Washington’s growing anxiety is understandable. “The [INF] Treaty confers enormous advantages on the United States in defending its European allies,” said Stephen Sestanovich, a senior fellow at the Council on Foreign Relations. Without it, battalions of intermediate-range missiles could “sit back” in Russia, threatening European cities while remaining safely out of range of all but the most determined NATO responses.
In its recent attempts to cajole Russia back into compliance, the United States has mainly relied on complaints and vague threats. In December, the Trump administration announced their decision to review “military concepts and options,” while the 2018 Nuclear Posture Review warned that “the United States will not forever endure Russia’s continuing noncompliance” on intermediate-range nuclear missiles.
So far, this policy isn’t working, but neither will a return to the old “dual-track” strategy. The military aspect of that approach requires weapons that currently don’t exist in the U.S. arsenal, and in the meantime Moscow is likely to be worried more by Chinese missiles on the ground than American missiles on the drawing board. This leaves an aggressive diplomatic push as the one avenue immediately available if the INF Treaty is to be saved.

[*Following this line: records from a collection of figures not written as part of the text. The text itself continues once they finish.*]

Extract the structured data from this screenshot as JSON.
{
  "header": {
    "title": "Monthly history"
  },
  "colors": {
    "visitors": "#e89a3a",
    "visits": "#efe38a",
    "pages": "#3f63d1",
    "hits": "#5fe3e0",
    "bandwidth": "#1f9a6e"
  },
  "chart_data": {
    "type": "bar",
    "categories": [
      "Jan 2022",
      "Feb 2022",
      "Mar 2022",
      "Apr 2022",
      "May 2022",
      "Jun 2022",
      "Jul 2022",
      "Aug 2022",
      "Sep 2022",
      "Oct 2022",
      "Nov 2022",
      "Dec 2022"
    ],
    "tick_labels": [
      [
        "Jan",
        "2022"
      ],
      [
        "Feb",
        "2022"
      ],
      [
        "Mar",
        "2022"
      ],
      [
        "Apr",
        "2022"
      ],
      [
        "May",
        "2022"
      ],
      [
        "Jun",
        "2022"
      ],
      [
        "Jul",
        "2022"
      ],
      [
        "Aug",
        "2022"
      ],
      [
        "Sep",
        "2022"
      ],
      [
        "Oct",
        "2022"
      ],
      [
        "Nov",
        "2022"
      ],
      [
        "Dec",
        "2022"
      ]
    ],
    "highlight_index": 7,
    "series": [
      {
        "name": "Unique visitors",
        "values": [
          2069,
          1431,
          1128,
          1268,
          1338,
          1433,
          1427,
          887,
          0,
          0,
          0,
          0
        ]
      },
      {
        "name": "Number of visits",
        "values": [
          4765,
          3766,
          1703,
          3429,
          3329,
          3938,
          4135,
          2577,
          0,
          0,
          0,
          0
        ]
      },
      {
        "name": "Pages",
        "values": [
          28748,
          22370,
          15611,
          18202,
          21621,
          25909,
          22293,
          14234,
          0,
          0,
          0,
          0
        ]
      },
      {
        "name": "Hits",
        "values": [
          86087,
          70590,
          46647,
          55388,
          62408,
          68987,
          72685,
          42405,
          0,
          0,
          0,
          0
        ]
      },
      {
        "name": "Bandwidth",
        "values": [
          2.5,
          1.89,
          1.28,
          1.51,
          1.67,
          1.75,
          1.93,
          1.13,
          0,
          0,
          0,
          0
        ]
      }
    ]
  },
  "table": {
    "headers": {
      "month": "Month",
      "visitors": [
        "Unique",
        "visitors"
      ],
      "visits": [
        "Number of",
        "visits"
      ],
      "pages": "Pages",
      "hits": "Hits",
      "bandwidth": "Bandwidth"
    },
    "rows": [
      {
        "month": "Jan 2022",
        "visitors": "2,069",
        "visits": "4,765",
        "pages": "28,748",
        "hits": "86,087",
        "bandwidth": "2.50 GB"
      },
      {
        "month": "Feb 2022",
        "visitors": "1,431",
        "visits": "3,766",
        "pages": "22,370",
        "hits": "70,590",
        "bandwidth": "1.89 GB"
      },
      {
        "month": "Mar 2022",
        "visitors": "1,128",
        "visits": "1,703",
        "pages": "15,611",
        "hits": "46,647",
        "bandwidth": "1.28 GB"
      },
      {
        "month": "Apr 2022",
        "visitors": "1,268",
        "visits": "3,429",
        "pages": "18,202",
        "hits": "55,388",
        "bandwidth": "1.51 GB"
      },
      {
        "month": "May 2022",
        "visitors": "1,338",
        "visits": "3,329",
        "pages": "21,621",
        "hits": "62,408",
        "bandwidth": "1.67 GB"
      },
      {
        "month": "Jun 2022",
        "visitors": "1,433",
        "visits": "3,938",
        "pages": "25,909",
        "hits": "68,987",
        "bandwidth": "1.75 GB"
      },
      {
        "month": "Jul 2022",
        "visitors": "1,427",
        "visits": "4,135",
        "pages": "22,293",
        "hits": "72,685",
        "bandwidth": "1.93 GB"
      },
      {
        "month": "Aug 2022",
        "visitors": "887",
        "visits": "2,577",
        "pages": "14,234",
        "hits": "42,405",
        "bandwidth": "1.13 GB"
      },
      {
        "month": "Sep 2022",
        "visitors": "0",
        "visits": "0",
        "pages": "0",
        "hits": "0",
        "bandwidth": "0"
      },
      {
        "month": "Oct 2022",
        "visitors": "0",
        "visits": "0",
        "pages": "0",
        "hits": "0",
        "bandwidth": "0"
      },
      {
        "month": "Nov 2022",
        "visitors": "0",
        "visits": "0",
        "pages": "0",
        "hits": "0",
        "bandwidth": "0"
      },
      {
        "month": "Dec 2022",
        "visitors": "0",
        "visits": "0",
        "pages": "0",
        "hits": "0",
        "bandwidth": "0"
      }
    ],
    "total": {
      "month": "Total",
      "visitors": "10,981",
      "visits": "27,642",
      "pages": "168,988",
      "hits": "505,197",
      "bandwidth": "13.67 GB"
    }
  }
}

Luckily, one such solution exists. The INF Treaty provides for a Special Verification Commission, designed specifically by the parties to “resolve questions relating to compliance.” The United States should use this commission to demand a return to on-site inspections—a provision of the treaty that expired in 2001. These on-site inspections could involve a demonstration of the Russian missiles in question, compelling Moscow to choose between destroying their intermediate-range weapons and breaking openly with the nuclear agreement (a step they seem reluctant to take).
For their part, Russian teams would be granted access to U.S. missile defense sites in Europe—which the Kremlin alleges are capable of firing intermediate-range missiles. Both parties would gain assurance of the other’s INF Treaty compliance, and the security benefits gained would be immense. The United States could remove a particularly nasty thorn from its eastern NATO flank, while Russia could ensure that the new generation of American intermediate-range nuclear missiles remains stillborn.
Will Russia bite? That may depend on what Putin wrote in his note. But it’s not impossible that they do. After all, Moscow knows it cannot keep American intermediate-range missiles away from Europe forever if it continues along its current path. And fear of that outcome, as it did in the 1980s, might prove decisive.